On those days when they’ve got too much to do, people typically jump into their work so as not to waste time and start randomly tackling their tasks. As the day progresses, they keep moving from one task to the other, unsure whether they’ve picked up the right one to start with, and as a result waste a lot of time going back and forth. The outcome of the day? Hardly anything was done! Frustrating, isn’t it?
I can easily relate to this behaviour as I’ve been guilty of it myself until I realised it was completely unproductive. So I learned to spend the time needed upfront to re-evaluate my priorities and streamline my workload to make it manageable. This approach has proved very helpful, and even more so when I started integrating time management expert Julie Morgenstern 4D’s concept.
The 4D’s concept gives you a comprehensive framework to examine your options, namely Delete, Delay, Diminish, or Delegate, when you have too much to do. So take your to-do list out now and ask yourself the 4 following questions for each task you have on your list for today:
Can this task be DELETED?
Don’t assume that everything you put on your to-do list must be done. Sometimes we do things out of habit without re-evaluating whether they’re still necessary, or just to make other people happy. Ask yourself “What’s the worst that would happen if I did not complete this task?”, “does it support one of my goals” and learn to say no, to yourself and others.
Remember when you say yes to something, you always say no to something else, whether you realise it or not. Deleting a task from your to-do doesn’t mean you are unprofessional or irresponsible. On the contrary, it means that you are going to create space for what’s really important in your life.
Can this task be DELAYED?
Let me reassure you, you’re not procrastinating here. It isn’t that you’re putting off doing something out of carelessness or laziness but trying to reschedule a task to a more appropriate time based on your time constraints and priorities. So give yourself permission to postpone a task by one day or one week if it suits you better.
Can this task be DIMINISHED?
This can be done either by creating shortcuts such as automating or skipping altogether some steps of a process or by reducing the deliverable itself. We too often tend to think there are only two ways to do things: either perfectly or poorly. But there are shades of grey in between. So on those days when you have too much to do, it may be a good occasion to put aside your standards for perfection and aim for an acceptable middle ground.
Can this task be DELEGATED?
Sometimes we don’t recognise there are people around us who can help us. We just assume that we only can do the job. But there are options, if you pause and consider, whether at work – being a team member, an intern, or a personal assistant – or at home – being your spouse, your kids, or an external service provider that can be engaged for cleaning or ironing.

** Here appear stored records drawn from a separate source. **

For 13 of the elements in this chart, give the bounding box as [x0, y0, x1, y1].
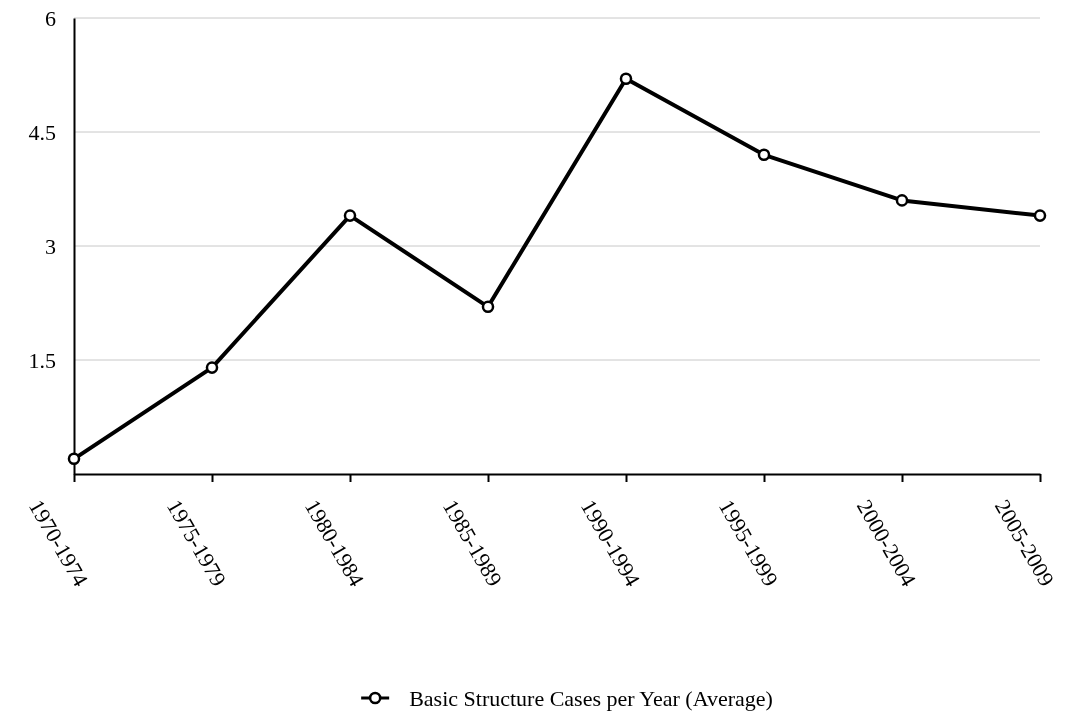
- point: [343, 209, 357, 222]
- y-tick-label: 1.5: [28, 347, 56, 373]
- y-tick-label: 4.5: [28, 119, 56, 145]
- point: [481, 300, 495, 314]
- point: [757, 148, 771, 162]
- point: [67, 452, 81, 466]
- legend-label: Basic Structure Cases per Year (Average): [409, 685, 773, 711]
- point: [619, 72, 633, 86]
- point: [205, 361, 219, 374]
- point: [1033, 209, 1047, 222]
- point: [895, 194, 909, 207]
- y-tick-label: 3: [45, 233, 56, 259]
- y-tick-label: 6: [45, 5, 56, 31]
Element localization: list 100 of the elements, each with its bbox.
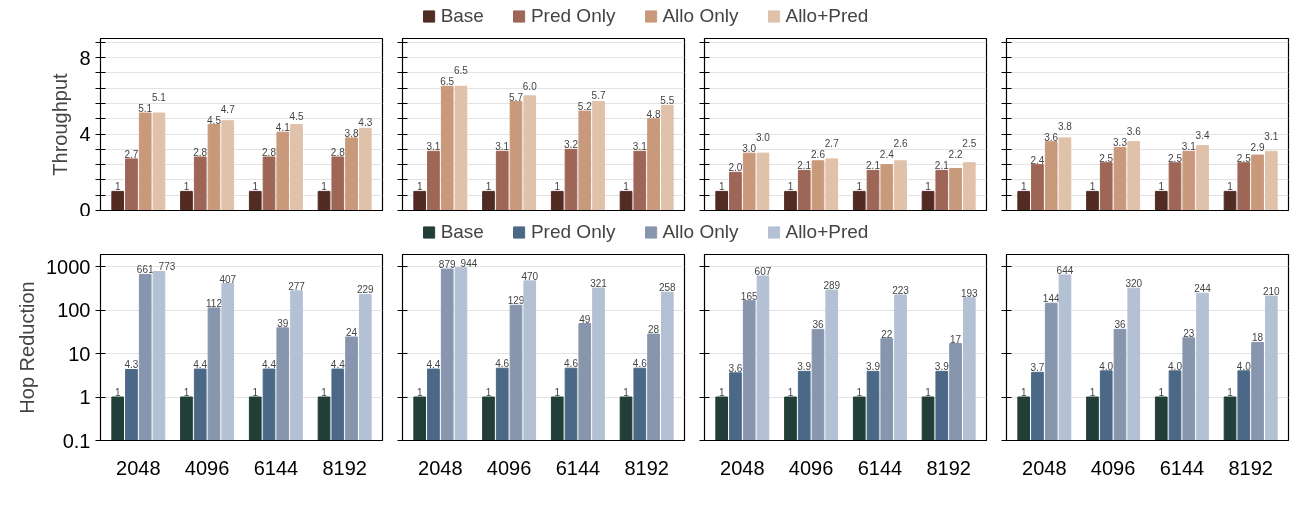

Other times we worry that the person might not do as good of a job as we would. But isn’t there value in delegating if someone can do a job well enough while giving you the opportunity to focus on those tasks that require your knowledge or skills? Delegating is actually a good opportunity to develop your staff or get your children to pick up new skills. Kill two birds with one stone!
What does your schedule look like for today now? You know, time is finite so there’s no other way than making choices about how we use it. The 4D’s concept is a great way to get back in control of your time. It has personally taught me to let go of the guilt I was experiencing when I was streamlining my workload because I had too much to do. I trust it can help you too. So have a go and let me know how it went!